British Foreign Secretary Boris Johnson says Russian President Vladimir Putin is "overwhelmingly likely" to have ordered the nerve agent attack on an ex-spy and his daughter.
The foreign secretary said "our quarrel is with Putin's Kremlin, and with his decision" over the Salisbury incident, the BBC reported.
Russia denies involvement and said the accusations against Mr Putin were "shocking and unforgivable."
Meanwhile, the head of Nato told the BBC Russia has underestimated the "resolve and unity" of the UK's allies.
Speaking during a visit to a west London military bunker with the Polish foreign minister, Mr Johnson said the UK's "quarrel is with Putin's Kremlin."
"We think it overwhelmingly likely that it was his decision to direct the use of a nerve agent on the streets of the UK, on the streets of Europe, for the first time since the Second World War," he said.
'UK is not alone'
Russian ex-spy Sergei Skripal, 66, and daughter Yulia Skripal, 33, remain critically ill in hospital, after they were found unconscious on a bench in the Wiltshire city on 4 March.
The UK government says they were poisoned with a nerve agent of a type developed by Russia called Novichok and PM Theresa May said she believed Moscow was "culpable."
Mrs May has said the UK will expel 23 Russian diplomats as part of a "full and robust" response – prompting Russia's Foreign Minister Sergei Lavrov to say it will "certainly" expel British diplomats in response.
On Friday, Nato Secretary General Jens Stoltenberg said the alliance had "no reason to doubt the findings and assessments by the British government" which suggested Russian responsibility.
He said the "UK is not alone" and Nato allies gave "strong political support" to Britain, following a joint statement from the US, France and Germany backing Mrs May's government and a pledge of support from Australia.
Speaking to BBC Radio 4's Today programme.
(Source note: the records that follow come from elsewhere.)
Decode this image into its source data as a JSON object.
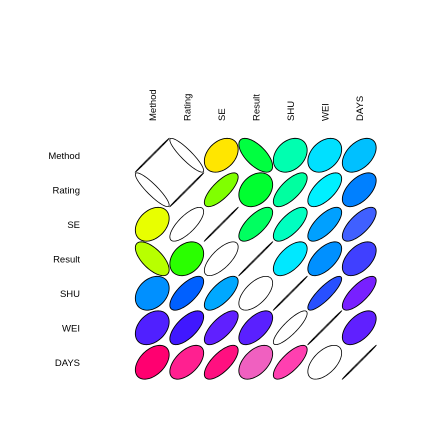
{
  "chart_data": {
    "type": "heatmap",
    "title": "",
    "row_labels": [
      "Method",
      "Rating",
      "SE",
      "Result",
      "SHU",
      "WEI",
      "DAYS"
    ],
    "col_labels": [
      "Method",
      "Rating",
      "SE",
      "Result",
      "SHU",
      "WEI",
      "DAYS"
    ],
    "glyph": "ellipse",
    "matrix": [
      [
        1.0,
        -0.9,
        0.35,
        -0.65,
        0.3,
        0.35,
        0.45
      ],
      [
        -0.9,
        1.0,
        0.75,
        0.3,
        0.7,
        0.65,
        0.55
      ],
      [
        0.35,
        0.75,
        1.0,
        0.7,
        0.7,
        0.7,
        0.7
      ],
      [
        -0.65,
        0.3,
        0.7,
        1.0,
        0.6,
        0.6,
        0.5
      ],
      [
        0.3,
        0.7,
        0.7,
        0.6,
        1.0,
        0.85,
        0.75
      ],
      [
        0.35,
        0.65,
        0.7,
        0.6,
        0.85,
        1.0,
        0.55
      ],
      [
        0.45,
        0.55,
        0.7,
        0.5,
        0.75,
        0.55,
        1.0
      ]
    ],
    "fill_lower": [
      [
        null,
        null,
        null,
        null,
        null,
        null,
        null
      ],
      [
        null,
        null,
        null,
        null,
        null,
        null,
        null
      ],
      [
        "#E8FF00",
        null,
        null,
        null,
        null,
        null,
        null
      ],
      [
        "#B8FF00",
        "#2AFF00",
        null,
        null,
        null,
        null,
        null
      ],
      [
        "#0090FF",
        "#0060FF",
        "#00A8FF",
        null,
        null,
        null,
        null
      ],
      [
        "#5020FF",
        "#4018FF",
        "#6020FF",
        "#5A20FF",
        null,
        null,
        null
      ],
      [
        "#FF0070",
        "#FF2090",
        "#FF1080",
        "#F060C0",
        "#FF40B0",
        null,
        null
      ]
    ],
    "fill_upper": [
      [
        null,
        null,
        "#FFE600",
        "#00FF40",
        "#00FFB0",
        "#00E0FF",
        "#00C0FF"
      ],
      [
        null,
        null,
        "#80FF00",
        "#00FF30",
        "#00FFA0",
        "#00F0FF",
        "#0080FF"
      ],
      [
        null,
        null,
        null,
        "#00FF60",
        "#00FFC0",
        "#00A0FF",
        "#4060FF"
      ],
      [
        null,
        null,
        null,
        null,
        "#00E8FF",
        "#0090FF",
        "#4040FF"
      ],
      [
        null,
        null,
        null,
        null,
        null,
        "#2850FF",
        "#7820FF"
      ],
      [
        null,
        null,
        null,
        null,
        null,
        null,
        "#6020FF"
      ],
      [
        null,
        null,
        null,
        null,
        null,
        null,
        null
      ]
    ]
  }
}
Mr Stoltenberg said the incident was part of a "pattern of reckless behaviour" from Russia following allegations of cyber attacks and election meddling in recent years.
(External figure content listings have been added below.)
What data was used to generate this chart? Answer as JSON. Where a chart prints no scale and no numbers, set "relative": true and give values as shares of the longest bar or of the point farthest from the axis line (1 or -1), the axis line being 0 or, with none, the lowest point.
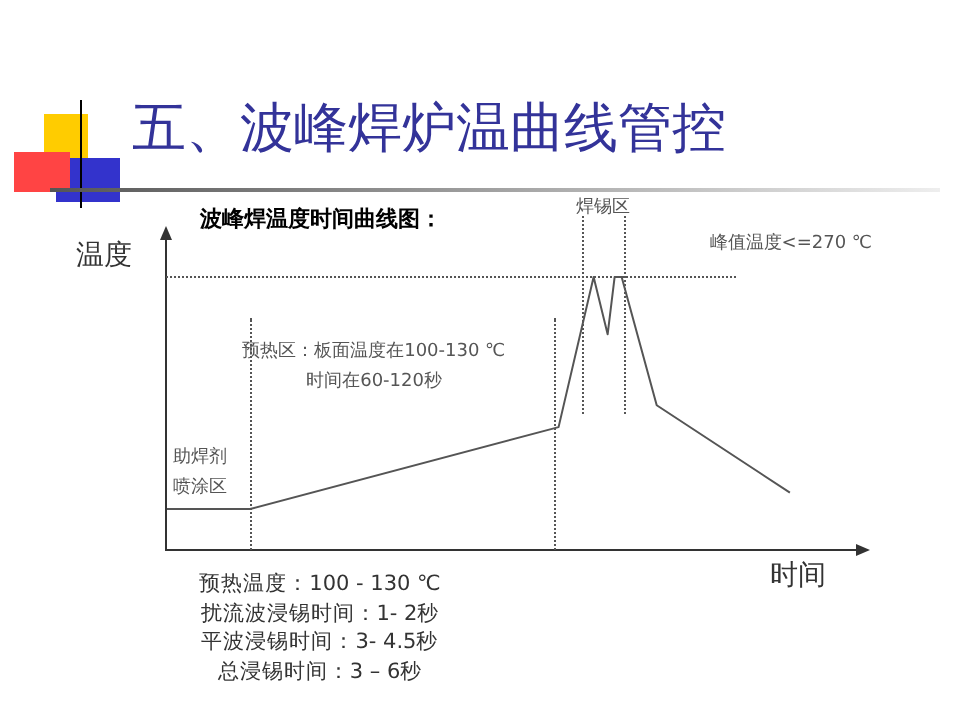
{
  "chart_data": {
    "type": "line",
    "title": "五、波峰焊炉温曲线管控",
    "subtitle": "波峰焊温度时间曲线图：",
    "xlabel": "时间",
    "ylabel": "温度",
    "relative": true,
    "tick_labels": false,
    "categories": [
      null,
      null,
      null,
      null,
      null,
      null,
      null,
      null,
      null,
      null,
      null,
      null,
      null,
      null,
      null,
      null,
      null,
      null,
      null,
      null,
      null,
      null,
      null,
      null,
      null,
      null,
      null,
      null,
      null,
      null,
      null,
      null,
      null,
      null,
      null,
      null,
      null,
      null,
      null,
      null,
      null,
      null,
      null,
      null,
      null,
      null,
      null,
      null,
      null,
      null,
      null,
      null,
      null,
      null,
      null,
      null,
      null,
      null,
      null,
      null,
      null,
      null,
      null,
      null,
      null,
      null,
      null,
      null,
      null,
      null,
      null,
      null,
      null,
      null,
      null,
      null,
      null,
      null,
      null,
      null,
      null,
      null,
      null,
      null,
      null,
      null,
      null,
      null,
      null,
      null,
      null,
      null,
      null,
      null,
      null,
      null,
      null,
      null,
      null,
      null
    ],
    "series": [
      {
        "color": "#555555",
        "values": [
          0.15,
          null,
          null,
          null,
          null,
          null,
          null,
          null,
          null,
          null,
          null,
          null,
          0.15,
          null,
          null,
          null,
          null,
          null,
          null,
          null,
          null,
          null,
          null,
          null,
          null,
          null,
          null,
          null,
          null,
          null,
          null,
          null,
          null,
          null,
          null,
          null,
          null,
          null,
          null,
          null,
          null,
          null,
          null,
          null,
          null,
          null,
          null,
          null,
          null,
          null,
          null,
          null,
          null,
          null,
          null,
          null,
          0.45,
          null,
          null,
          null,
          null,
          1,
          null,
          0.79,
          1,
          1,
          null,
          null,
          null,
          null,
          0.53,
          null,
          null,
          null,
          null,
          null,
          null,
          null,
          null,
          null,
          null,
          null,
          null,
          null,
          null,
          null,
          null,
          null,
          null,
          0.21,
          null,
          null,
          null,
          null,
          null,
          null,
          null,
          null,
          null,
          null
        ]
      }
    ],
    "annotations": [
      "助焊剂",
      "喷涂区",
      "预热区：板面温度在100-130 ℃",
      "时间在60-120秒",
      "焊锡区",
      "峰值温度<=270 ℃",
      "预热温度：100 - 130 ℃",
      "扰流波浸锡时间：1- 2秒",
      "平波浸锡时间：3- 4.5秒",
      "总浸锡时间：3 – 6秒"
    ]
  }
}
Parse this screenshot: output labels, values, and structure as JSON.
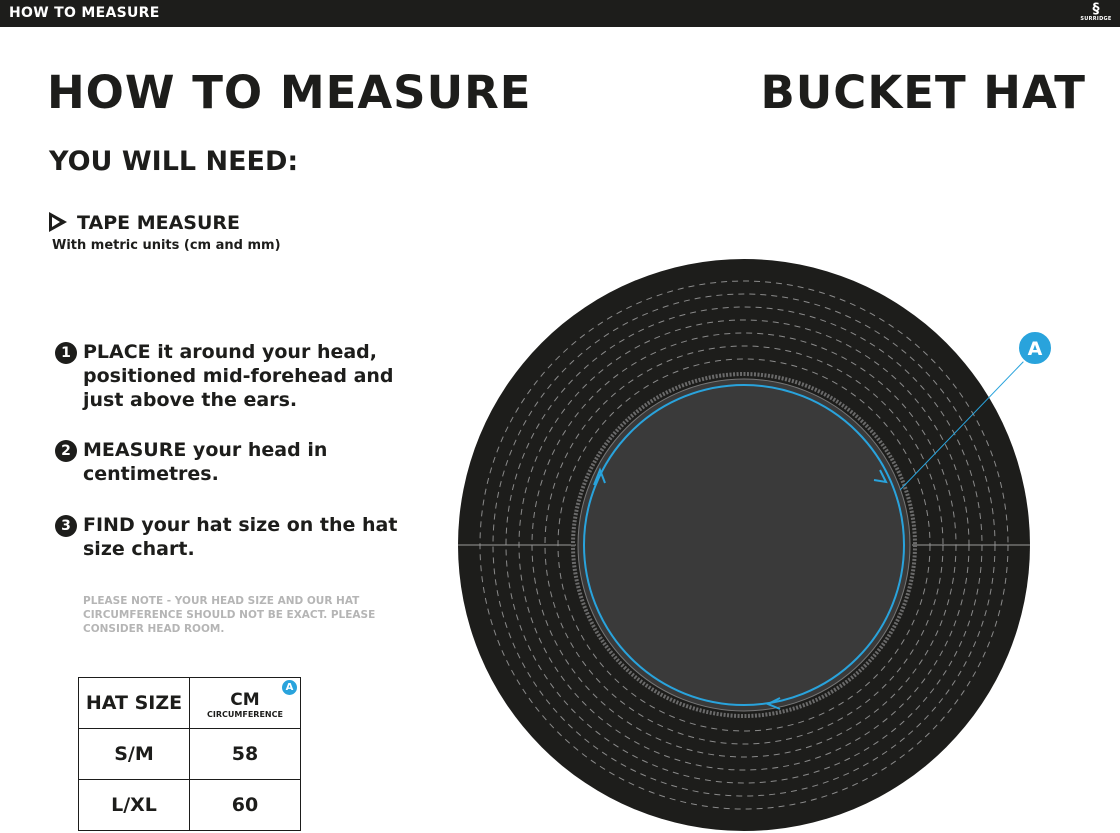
{
  "topbar": {
    "title": "HOW TO MEASURE",
    "logo_text": "SURRIDGE"
  },
  "header": {
    "title": "HOW TO MEASURE",
    "product": "BUCKET HAT"
  },
  "needs": {
    "heading": "YOU WILL NEED:",
    "item": "TAPE MEASURE",
    "item_sub": "With metric units (cm and mm)"
  },
  "steps": [
    {
      "num": "1",
      "text": "PLACE it around your head, positioned mid-forehead and just above the ears."
    },
    {
      "num": "2",
      "text": "MEASURE your head in centimetres."
    },
    {
      "num": "3",
      "text": "FIND your hat size on the hat size chart."
    }
  ],
  "note": "PLEASE NOTE - YOUR HEAD SIZE AND OUR HAT CIRCUMFERENCE SHOULD NOT BE EXACT. PLEASE CONSIDER HEAD ROOM.",
  "size_table": {
    "headers": {
      "size": "HAT SIZE",
      "cm": "CM",
      "cm_sub": "CIRCUMFERENCE",
      "badge": "A"
    },
    "rows": [
      {
        "size": "S/M",
        "cm": "58"
      },
      {
        "size": "L/XL",
        "cm": "60"
      }
    ]
  },
  "diagram": {
    "marker": "A",
    "accent": "#29a3dc"
  }
}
"It is important that Russia gets a clear signal that it costs to behave the way they behave," Mr Stoltenberg said.
"I'm absolutely certain that Russia has underestimated the resolve and unity of Nato allies when we have implemented different kinds of sanctions over the last years," Mr Stoltenberg added.
But Kremlin spokesman Dmitry Peskov said Russia was not worried by international expressions of support for the UK and challenged Britain to "provide some confirmation."
He said: "Sooner or later, the British will have to show some proof to those 'colleagues' who say they are with UK on this; sooner or later will have to stand up its accusations."
Wiltshire Police said 131 people had been identified as potentially being exposed to the nerve agent – but none has shown any symptoms.